Un café littéraire a été organisé par l’écrivaine Merlisse Meta le week-end dernier à Mbujimayi au Kasaï Oriental dans la salle du centre Mpokolo wa Moyo/Marie Agnès. Cet événement a rassemblé le public scientifique autour de l’œuvre de l’écrivaine Merlisse Méta, intitulée «La Voie de la Réconciliation».
Au cours de cette rencontre, Merlisse Méta a partagé les thèmes profonds et émouvants de son livre, qui aborde des sujets délicats tels que l’abandon affectif, les violences morales subies par les enfants après la perte de leur mère, et les mots durs qui peuvent déchirer une famille. Elle a souligné que son ouvrage ne se limite pas à un simple récit, mais constitue un véritable chemin vers la reconstruction et le pardon, même après les pires silences.
L’auteure a décrit le drame central de son livre ; la mort d’une mère, figure essentielle de la cellule familiale, qui laisse un vide immense. Son mari, désireux de retrouver un équilibre, choisit de se remarier. Cependant, ce remariage ne fait qu’aggraver les tensions au sein du foyer, créant un climat conflictuel entre les enfants et leur belle-mère, perçue comme injuste.
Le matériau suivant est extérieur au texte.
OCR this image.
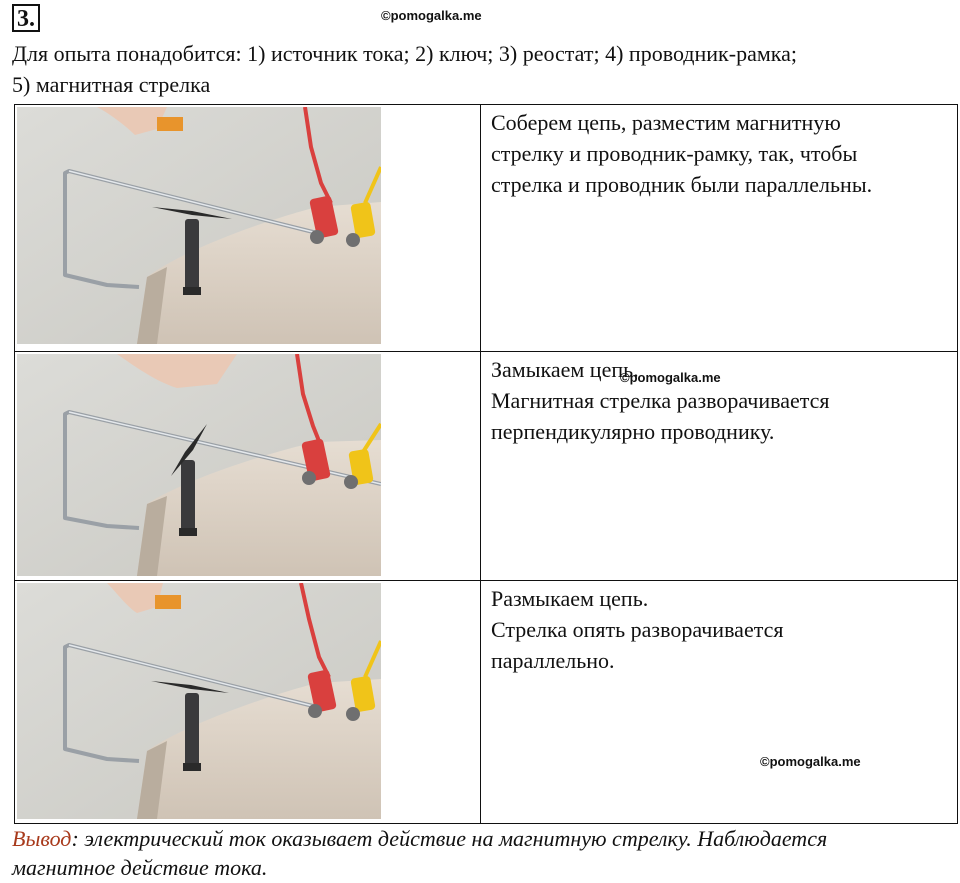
3.	©pomogalka.me
Для опыта понадобится: 1) источник тока; 2) ключ; 3) реостат; 4) проводник-рамка;
5) магнитная стрелка

Соберем цепь, разместим магнитную

стрелку и проводник-рамку, так, чтобы

стрелка и проводник были параллельны.

Замыкаем цепь.

Магнитная стрелка разворачивается

перпендикулярно проводнику.

Размыкаем цепь.

Стрелка опять разворачивается

параллельно.

©pomogalka.me
©pomogalka.me
Вывод: электрический ток оказывает действие на магнитную стрелку. Наблюдается
магнитное действие тока.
L’amour et la compréhension s’effacent peu à peu, laissant place à la défiance et au déséquilibre émotionnel.
«Ces climats émotionnels détournés plongent les enfants dans un mal-être profond. L’échec scolaire, l’isolement et la perte des repères sont autant de conséquences visibles d’êtres traumatiques non exprimés. Chacun souffre, mais personne ne sait comment le dire», a-t-elle déclaré.
Merlisse Méta a également insisté sur le fait que « La Voie de la Réconciliation » est un appel vibrant à toutes les personnes blessées et aux familles divisées.
«Ce livre nous rappelle une vérité fondamentale : derrière chaque silence et chaque conflit se cache souvent une souffrance qui attend d’être entendue, reconnue et aimée», a-t-elle ajouté.
Il est à noter que ce livre « La Voie de la Réconciliation » a été officiellement porté sur les fonds baptismaux le 13 juin dernier à Mwene Ditu, dans la province de Lomami.